Lumi — Emotionally Intelligent Voice Concierge
Team led by a Contrivance Inc software engineer with USF and CUNY degrees, specializing in multimodal AI, Spring Boot, and pgvector-based RAG pipelines.
YouTube Video
Project Description
Lumi is an emotion-aware voice concierge for a fictional luxury hotel, The Lumen. It hears HOW a guest speaks — not just the words — and responds differently because of what it heard.
EMOTIONAL ACCURACY: A real acoustic pipeline reads emotion from the voice itself (emotion2vec+ embeddings + openSMILE prosody) and fuses it with a lexical read from an LLM into a Valence-Arousal-Dominance (V-A-D) state. Crucially, Lumi distinguishes service-anger from genuine distress — anger triggers de-escalation and service recovery, while real distress trips a safety guardrail — proving we model emotion, not keywords.
REAL-TIME ADAPTATION: Per turn, the detected emotion drives tone, pacing, word choice, on-screen media, and escalation strategy. A V-A-D trajectory tracks the guest’s emotional arc across a multi-turn conversation (e.g. anxious → angry → relieved → happy) and the reply is spoken back inline. A tiered fallback ladder (model → DSP heuristic → manual toggle) keeps it reliable end-to-end.
MULTILINGUAL: Expressive replies are voiced with ElevenLabs Flash v2.5, which supports multilingual, low-latency speech, with stability/style voice_settings selected by the detected emotion for genuine expressive range.

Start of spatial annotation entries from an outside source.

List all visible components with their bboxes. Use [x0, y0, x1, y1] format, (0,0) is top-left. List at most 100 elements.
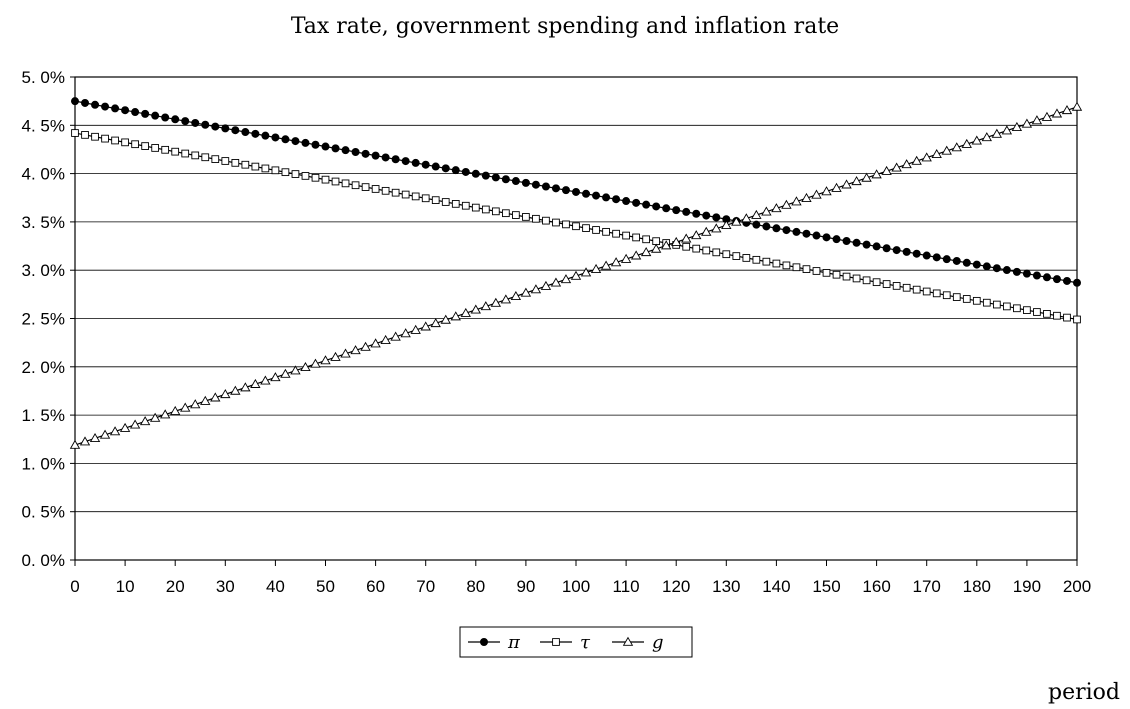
gridlines	[75, 124, 1077, 513]
data-point	[490, 297, 502, 307]
data-point	[220, 389, 231, 399]
data-point	[421, 160, 430, 169]
data-point	[471, 203, 480, 212]
data-point	[131, 108, 140, 117]
data-point	[791, 196, 802, 206]
data-point	[401, 190, 410, 199]
data-point	[291, 170, 300, 178]
data-point	[491, 173, 500, 182]
data-point	[1002, 266, 1011, 275]
x-tick-label: 200	[1063, 577, 1091, 596]
data-point	[290, 365, 301, 375]
data-point	[812, 231, 821, 240]
data-point	[1001, 125, 1013, 135]
data-point	[401, 157, 410, 166]
x-tick-label: 120	[662, 577, 690, 596]
y-tick-label: 3. 0%	[22, 261, 65, 280]
data-point	[511, 177, 520, 186]
data-point	[762, 222, 771, 231]
data-point	[460, 307, 471, 317]
data-point	[221, 124, 230, 133]
data-point	[691, 230, 702, 240]
data-point	[431, 196, 440, 204]
data-point	[181, 149, 190, 158]
data-point	[1053, 311, 1061, 320]
data-point	[951, 142, 962, 152]
data-point	[702, 211, 711, 220]
data-point	[380, 334, 391, 344]
data-point	[612, 195, 621, 204]
x-tick-label: 90	[516, 577, 535, 596]
data-point	[230, 385, 241, 395]
data-point	[812, 267, 821, 275]
data-point	[281, 135, 290, 144]
data-point	[872, 242, 881, 251]
data-point	[351, 181, 360, 190]
data-point	[752, 220, 761, 229]
data-point	[922, 251, 931, 260]
data-point	[301, 172, 310, 180]
data-point	[851, 176, 862, 186]
data-point	[701, 226, 712, 236]
data-point	[251, 162, 260, 171]
data-point	[582, 189, 591, 198]
data-point	[151, 111, 160, 120]
data-point	[632, 233, 640, 242]
y-tick-label: 1. 5%	[22, 406, 65, 425]
series-open-square	[71, 129, 1081, 324]
data-point	[251, 129, 260, 138]
data-point	[1073, 278, 1082, 287]
data-point	[81, 131, 89, 139]
data-point	[872, 278, 881, 287]
data-point	[942, 255, 951, 264]
data-point	[622, 231, 630, 240]
data-point	[862, 240, 871, 249]
data-point	[912, 285, 921, 294]
legend-entry: τ	[540, 632, 591, 653]
data-point	[562, 220, 570, 229]
data-point	[772, 259, 781, 268]
data-point	[280, 368, 291, 378]
data-point	[622, 197, 631, 206]
data-point	[902, 247, 911, 256]
data-point	[341, 146, 350, 155]
data-point	[991, 128, 1003, 138]
data-point	[811, 189, 822, 199]
data-point	[410, 324, 421, 334]
data-point	[271, 133, 280, 142]
data-point	[502, 209, 510, 218]
data-point	[971, 135, 982, 145]
data-point	[390, 331, 401, 341]
series-open-triangle	[69, 101, 1083, 449]
y-tick-label: 4. 5%	[22, 116, 65, 135]
data-point	[481, 205, 490, 214]
data-point	[441, 198, 450, 206]
y-tick-label: 2. 0%	[22, 358, 65, 377]
data-point	[732, 252, 741, 260]
data-point	[992, 300, 1001, 309]
data-point	[802, 229, 811, 238]
data-point	[291, 137, 300, 146]
data-point	[510, 290, 522, 301]
data-point	[171, 147, 180, 156]
legend-marker	[622, 636, 634, 646]
data-point	[370, 338, 381, 348]
data-point	[119, 422, 131, 432]
data-point	[512, 211, 520, 219]
data-point	[530, 284, 542, 294]
data-point	[731, 216, 742, 226]
data-point	[952, 293, 961, 301]
data-point	[400, 328, 411, 338]
data-point	[170, 405, 181, 415]
data-point	[792, 227, 801, 236]
data-point	[1071, 101, 1083, 111]
data-point	[1033, 308, 1041, 316]
data-point	[1041, 111, 1053, 121]
data-point	[922, 287, 931, 296]
data-point	[911, 155, 922, 165]
x-tick-label: 180	[963, 577, 991, 596]
data-point	[461, 167, 470, 176]
data-point	[832, 270, 841, 279]
data-point	[161, 145, 170, 154]
data-point	[491, 207, 500, 216]
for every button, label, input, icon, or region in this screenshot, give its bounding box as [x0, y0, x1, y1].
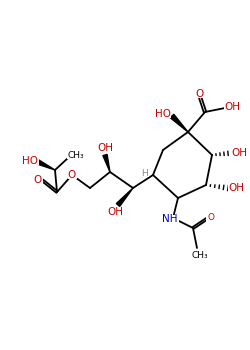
Bar — [191, 252, 209, 260]
Text: OH: OH — [228, 183, 244, 193]
Text: O: O — [195, 89, 203, 99]
Bar — [107, 208, 123, 216]
Text: O: O — [68, 170, 76, 180]
Bar — [224, 103, 240, 111]
Polygon shape — [37, 160, 55, 170]
Bar — [141, 169, 149, 176]
Text: O: O — [208, 214, 214, 223]
Text: HO: HO — [155, 109, 171, 119]
Text: H: H — [142, 168, 148, 177]
Bar — [97, 144, 113, 152]
Text: NH: NH — [162, 214, 178, 224]
Bar — [33, 176, 43, 183]
Text: OH: OH — [107, 207, 123, 217]
Bar — [231, 149, 247, 157]
Text: OH: OH — [224, 102, 240, 112]
Polygon shape — [116, 188, 133, 206]
Text: O: O — [34, 175, 42, 185]
Bar — [22, 157, 38, 165]
Bar — [155, 110, 171, 118]
Polygon shape — [170, 114, 188, 132]
Text: HO: HO — [22, 156, 38, 166]
Polygon shape — [103, 154, 110, 172]
Text: OH: OH — [231, 148, 247, 158]
Text: OH: OH — [97, 143, 113, 153]
Bar — [206, 215, 216, 222]
Bar — [161, 215, 179, 223]
Text: CH₃: CH₃ — [192, 252, 208, 260]
Bar — [194, 91, 204, 98]
Bar — [228, 184, 244, 192]
Bar — [68, 172, 76, 178]
Text: CH₃: CH₃ — [68, 150, 84, 160]
Bar — [67, 151, 85, 159]
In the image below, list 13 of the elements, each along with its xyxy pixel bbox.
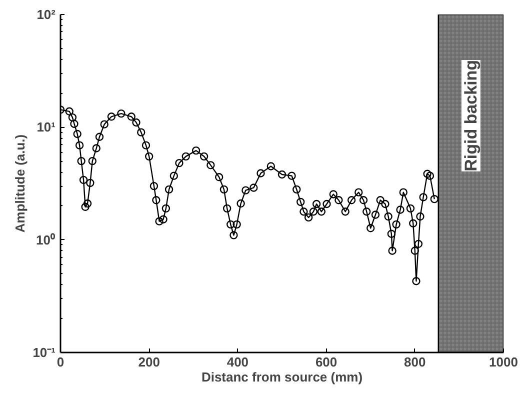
x-tick-label: 600 [315, 354, 338, 370]
x-tick-label: 800 [404, 354, 426, 370]
x-tick-label: 200 [138, 354, 160, 370]
x-tick-label: 0 [56, 354, 64, 370]
y-tick-label: 10² [36, 7, 56, 22]
x-tick-label: 1000 [489, 354, 518, 370]
x-axis-title: Distanc from source (mm) [201, 370, 363, 384]
band-label: Rigid backing [461, 60, 480, 172]
y-tick-label: 10⁻¹ [32, 345, 56, 360]
x-tick-label: 400 [226, 354, 249, 370]
y-tick-label: 10⁰ [36, 232, 56, 248]
y-axis-title: Amplitude (a.u.) [12, 134, 28, 233]
y-tick-label: 10¹ [36, 120, 56, 135]
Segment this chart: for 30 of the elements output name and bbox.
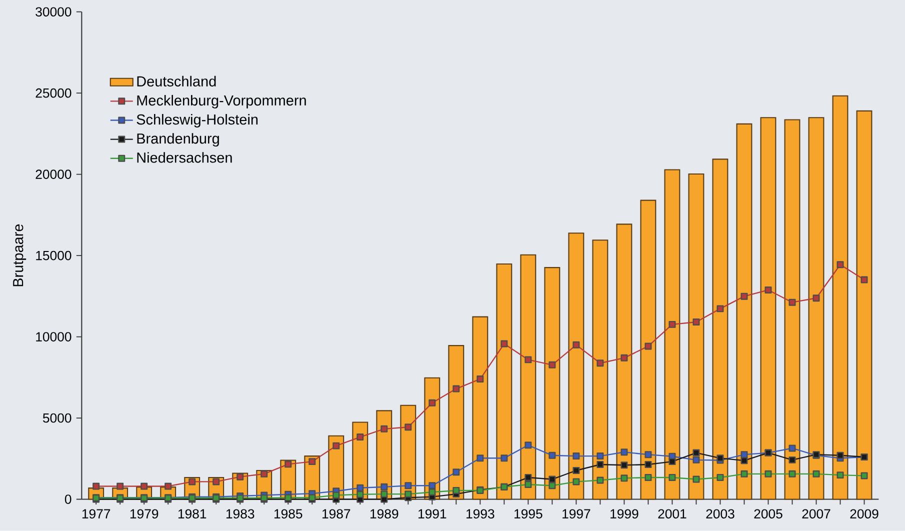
legend-label: Mecklenburg-Vorpommern: [137, 95, 306, 108]
legend-label: Niedersachsen: [137, 152, 232, 163]
legend-label: Brandenburg: [137, 133, 219, 147]
x-tick-label: 1983: [226, 509, 254, 519]
legend-label: Schleswig-Holstein: [136, 114, 258, 128]
x-tick-label: 1993: [466, 509, 494, 519]
y-tick-label: 30000: [36, 7, 72, 17]
x-tick-label: 2009: [850, 509, 878, 519]
x-tick-label: 2003: [706, 509, 734, 519]
x-tick-label: 1995: [514, 509, 542, 519]
x-tick-label: 1989: [370, 509, 398, 519]
y-axis-title: Brutpaare: [13, 224, 26, 286]
x-tick-label: 1999: [610, 509, 638, 519]
x-tick-label: 1987: [322, 509, 350, 519]
x-tick-label: 1979: [130, 509, 158, 519]
x-tick-label: 1991: [418, 509, 446, 519]
y-tick-label: 25000: [36, 88, 72, 98]
x-tick-label: 1981: [178, 509, 206, 519]
x-tick-label: 2005: [754, 509, 782, 519]
x-tick-label: 2001: [658, 509, 686, 519]
legend-label: Deutschland: [137, 76, 216, 87]
y-tick-label: 0: [64, 494, 72, 504]
y-tick-label: 15000: [36, 250, 72, 260]
y-tick-label: 20000: [36, 170, 72, 180]
y-tick-label: 10000: [36, 332, 72, 342]
x-tick-label: 1977: [82, 509, 110, 519]
x-tick-label: 2007: [802, 509, 830, 519]
y-tick-label: 5000: [42, 413, 72, 423]
x-tick-label: 1997: [562, 509, 590, 519]
x-tick-label: 1985: [274, 509, 302, 519]
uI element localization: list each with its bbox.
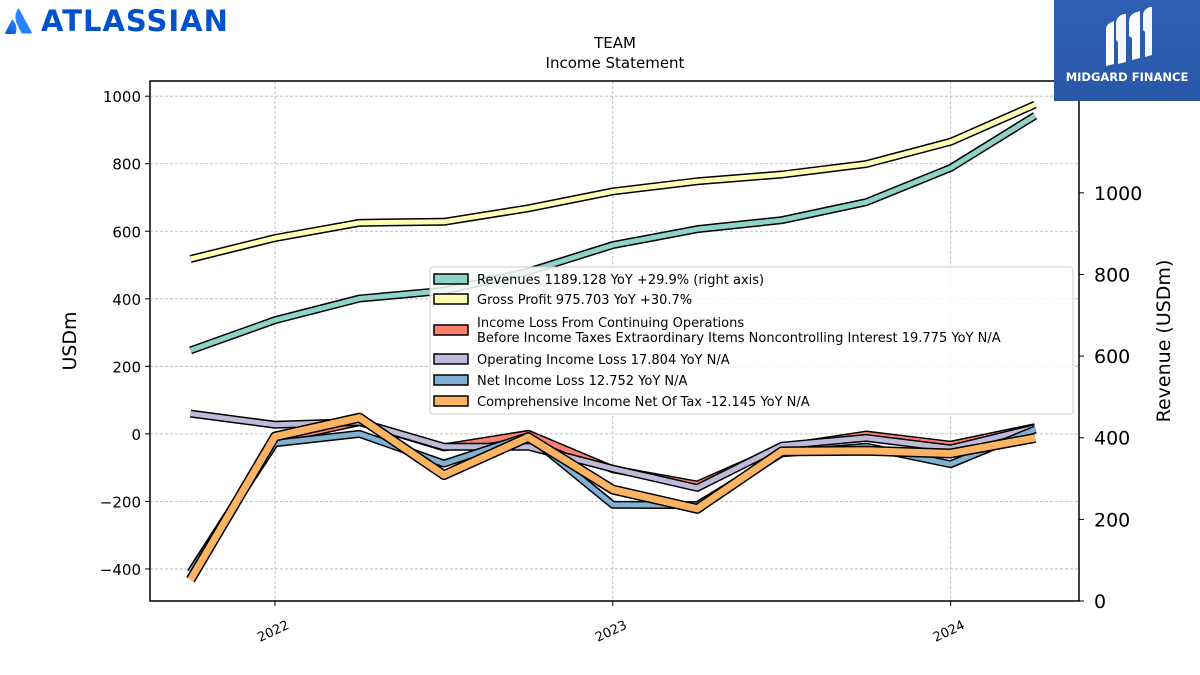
legend-label-3: Operating Income Loss 17.804 YoY N/A xyxy=(477,353,730,368)
left-tick-label: 800 xyxy=(112,156,141,174)
right-tick-label: 0 xyxy=(1094,591,1106,613)
left-tick-label: 200 xyxy=(112,358,141,376)
midgard-finance-logo: MIDGARD FINANCE xyxy=(1054,0,1200,101)
right-tick-label: 400 xyxy=(1094,428,1130,450)
legend-box xyxy=(429,266,1074,415)
x-tick-label: 2022 xyxy=(255,618,291,646)
legend-label-4: Net Income Loss 12.752 YoY N/A xyxy=(477,374,688,389)
x-tick-label: 2024 xyxy=(931,618,967,646)
chart-subtitle: Income Statement xyxy=(546,54,685,72)
midgard-mark-icon xyxy=(1106,7,1152,66)
legend-label-5: Comprehensive Income Net Of Tax -12.145 … xyxy=(477,395,810,410)
atlassian-logo: ATLASSIAN xyxy=(5,4,229,38)
left-tick-label: 400 xyxy=(112,291,141,309)
right-tick-label: 800 xyxy=(1094,264,1130,286)
legend-label-2-line2: Before Income Taxes Extraordinary Items … xyxy=(477,331,1001,346)
right-axis-label: Revenue (USDm) xyxy=(1153,260,1175,423)
right-tick-label: 200 xyxy=(1094,509,1130,531)
x-axis: 2022 2023 2024 xyxy=(255,601,967,646)
series-line-0 xyxy=(189,113,1037,353)
series-line-1 xyxy=(189,102,1037,262)
legend-swatch-5 xyxy=(433,395,469,407)
left-tick-label: 0 xyxy=(131,426,141,444)
atlassian-mark-icon xyxy=(5,8,32,34)
midgard-finance-wordmark: MIDGARD FINANCE xyxy=(1065,70,1189,84)
series-line-5 xyxy=(187,414,1036,582)
legend-swatch-4 xyxy=(433,374,469,386)
left-tick-label: −200 xyxy=(100,493,141,511)
right-tick-label: 600 xyxy=(1094,346,1130,368)
left-axis: −400 −200 0 200 400 600 800 1000 xyxy=(100,88,150,579)
atlassian-wordmark: ATLASSIAN xyxy=(41,4,229,38)
chart-title: TEAM xyxy=(593,34,636,52)
legend-swatch-2 xyxy=(433,324,469,336)
x-tick-label: 2023 xyxy=(593,618,629,646)
legend: Revenues 1189.128 YoY +29.9% (right axis… xyxy=(429,266,1074,415)
right-axis: 0 200 400 600 800 1000 xyxy=(1079,183,1142,613)
right-tick-label: 1000 xyxy=(1094,183,1142,205)
left-tick-label: 1000 xyxy=(103,88,141,106)
left-tick-label: −400 xyxy=(100,561,141,579)
legend-label-2-line1: Income Loss From Continuing Operations xyxy=(477,316,744,331)
legend-swatch-1 xyxy=(433,293,469,305)
legend-label-1: Gross Profit 975.703 YoY +30.7% xyxy=(477,293,692,308)
series-lines xyxy=(186,100,1038,583)
legend-swatch-0 xyxy=(433,273,469,285)
legend-label-0: Revenues 1189.128 YoY +29.9% (right axis… xyxy=(477,273,764,288)
left-tick-label: 600 xyxy=(112,223,141,241)
left-axis-label: USDm xyxy=(59,311,81,370)
legend-swatch-3 xyxy=(433,353,469,365)
plot-frame xyxy=(149,80,1080,602)
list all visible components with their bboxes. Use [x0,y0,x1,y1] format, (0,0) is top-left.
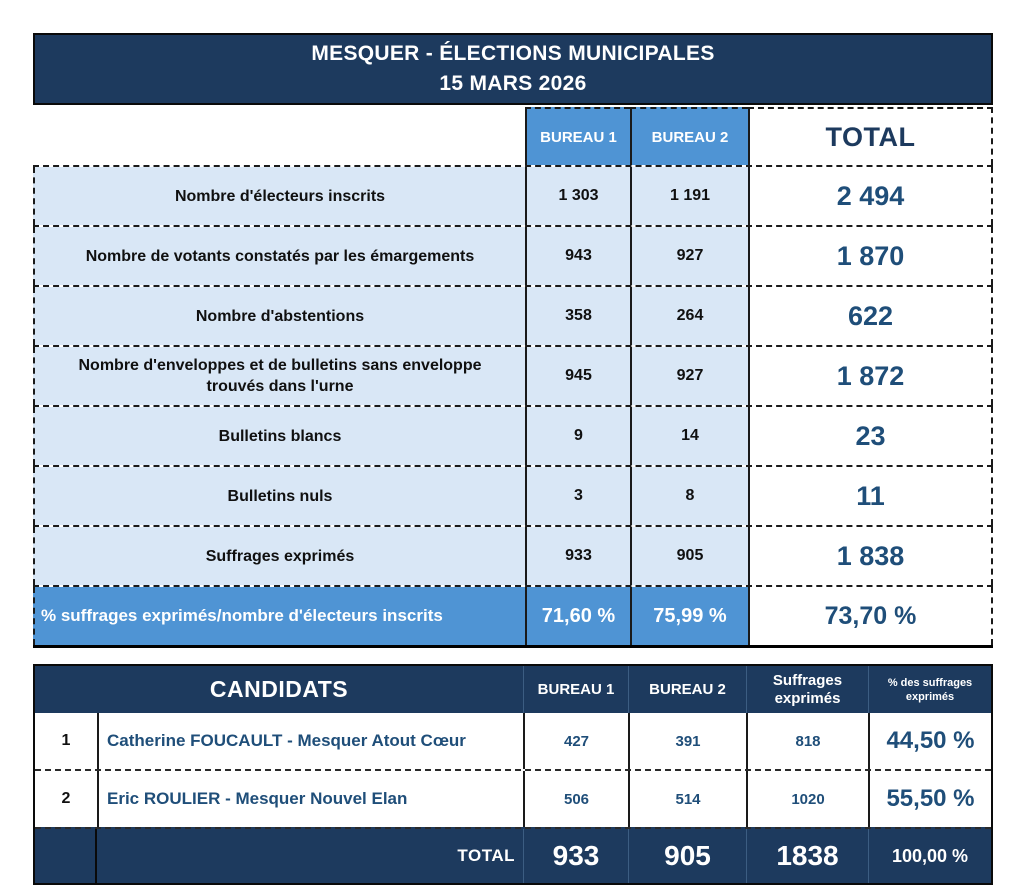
percent-value: 55,50 % [868,771,991,827]
report-title-banner: MESQUER - ÉLECTIONS MUNICIPALES 15 MARS … [33,33,993,105]
suffrages-value: 1020 [746,771,868,827]
bureau2-value: 264 [630,287,748,345]
percent-total: 100,00 % [868,829,991,883]
percent-turnout-row: % suffrages exprimés/nombre d'électeurs … [33,585,993,648]
bureau2-value: 1 191 [630,167,748,225]
bureau1-value: 945 [525,347,630,405]
row-label: Nombre de votants constatés par les émar… [33,227,525,285]
suffrages-value: 818 [746,713,868,769]
bureau1-value: 358 [525,287,630,345]
row-label: % suffrages exprimés/nombre d'électeurs … [33,587,525,645]
bureau2-value: 75,99 % [630,587,748,645]
total-value: 1 838 [748,527,993,585]
column-header-percent: % des suffrages exprimés [868,666,991,713]
bureau1-value: 1 303 [525,167,630,225]
table-row: Nombre d'enveloppes et de bulletins sans… [33,345,993,405]
table-row: Suffrages exprimés 933 905 1 838 [33,525,993,585]
total-value: 11 [748,467,993,525]
candidate-row: 1 Catherine FOUCAULT - Mesquer Atout Cœu… [35,713,991,769]
candidate-name: Catherine FOUCAULT - Mesquer Atout Cœur [97,713,523,769]
candidates-header-row: CANDIDATS BUREAU 1 BUREAU 2 Suffrages ex… [35,666,991,713]
total-value: 622 [748,287,993,345]
candidate-name: Eric ROULIER - Mesquer Nouvel Elan [97,771,523,827]
participation-header-row: BUREAU 1 BUREAU 2 TOTAL [33,107,993,165]
bureau1-value: 71,60 % [525,587,630,645]
column-header-total: TOTAL [748,107,993,165]
row-label: Nombre d'électeurs inscrits [33,167,525,225]
bureau2-value: 391 [628,713,746,769]
column-header-candidates: CANDIDATS [209,676,349,702]
bureau2-total: 905 [628,829,746,883]
total-row-spacer [35,829,97,883]
table-row: Nombre d'électeurs inscrits 1 303 1 191 … [33,165,993,225]
column-header-suffrages: Suffrages exprimés [746,666,868,713]
table-row: Bulletins nuls 3 8 11 [33,465,993,525]
bureau2-value: 14 [630,407,748,465]
total-value: 23 [748,407,993,465]
bureau2-value: 514 [628,771,746,827]
bureau1-value: 943 [525,227,630,285]
total-row-label: TOTAL [457,846,515,865]
bureau2-value: 927 [630,227,748,285]
report-title-line1: MESQUER - ÉLECTIONS MUNICIPALES [311,42,715,65]
bureau1-value: 3 [525,467,630,525]
total-value: 73,70 % [748,587,993,645]
table-row: Bulletins blancs 9 14 23 [33,405,993,465]
percent-value: 44,50 % [868,713,991,769]
row-label: Nombre d'abstentions [33,287,525,345]
total-value: 1 870 [748,227,993,285]
row-label: Nombre d'enveloppes et de bulletins sans… [33,347,525,405]
candidates-total-row: TOTAL 933 905 1838 100,00 % [35,827,991,883]
row-label: Bulletins nuls [33,467,525,525]
header-spacer [33,107,525,165]
bureau1-value: 933 [525,527,630,585]
column-header-bureau1: BUREAU 1 [525,107,630,165]
suffrages-total: 1838 [746,829,868,883]
candidates-table: CANDIDATS BUREAU 1 BUREAU 2 Suffrages ex… [33,664,993,885]
candidate-rank: 1 [61,732,71,749]
total-value: 1 872 [748,347,993,405]
bureau1-total: 933 [523,829,628,883]
bureau1-value: 9 [525,407,630,465]
row-label: Suffrages exprimés [33,527,525,585]
bureau1-value: 506 [523,771,628,827]
row-label: Bulletins blancs [33,407,525,465]
column-header-bureau2: BUREAU 2 [630,107,748,165]
table-row: Nombre de votants constatés par les émar… [33,225,993,285]
report-title-line2: 15 MARS 2026 [439,72,587,95]
bureau2-value: 927 [630,347,748,405]
bureau2-value: 8 [630,467,748,525]
total-value: 2 494 [748,167,993,225]
table-row: Nombre d'abstentions 358 264 622 [33,285,993,345]
candidate-rank: 2 [61,790,71,807]
column-header-bureau1: BUREAU 1 [523,666,628,713]
column-header-bureau2: BUREAU 2 [628,666,746,713]
participation-table: MESQUER - ÉLECTIONS MUNICIPALES 15 MARS … [33,33,993,648]
bureau2-value: 905 [630,527,748,585]
candidate-row: 2 Eric ROULIER - Mesquer Nouvel Elan 506… [35,769,991,827]
bureau1-value: 427 [523,713,628,769]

CREATIVE EXPRESSION: Emotion is a first-class output — voice settings, emotion-gated food/venue media tiles, a live emotional-trajectory visualization, and a red-alert safety mode are all driven by the acoustic read. An evaluation dashboard proves the system reacts to tone, not words (text flatlines while the acoustic signal tracks emotion).
TECHNOLOGIES: ElevenLabs (Flash v2.5 expressive TTS + Voice Design); emotion2vec+ and openSMILE for acoustic emotion/prosody; faster-whisper STT; qwen3 LLM via Ollama for tone-adapted replies; FastAPI inference service on GPU; browser mic capture + web UI SearXNG for media
Prior Work
None. All code, design, and the emotion pipeline were built during the hackathon. The project borrows only already-running open-source models (Ollama/qwen3) on a personal GPU server, read-only, as inference infrastructure.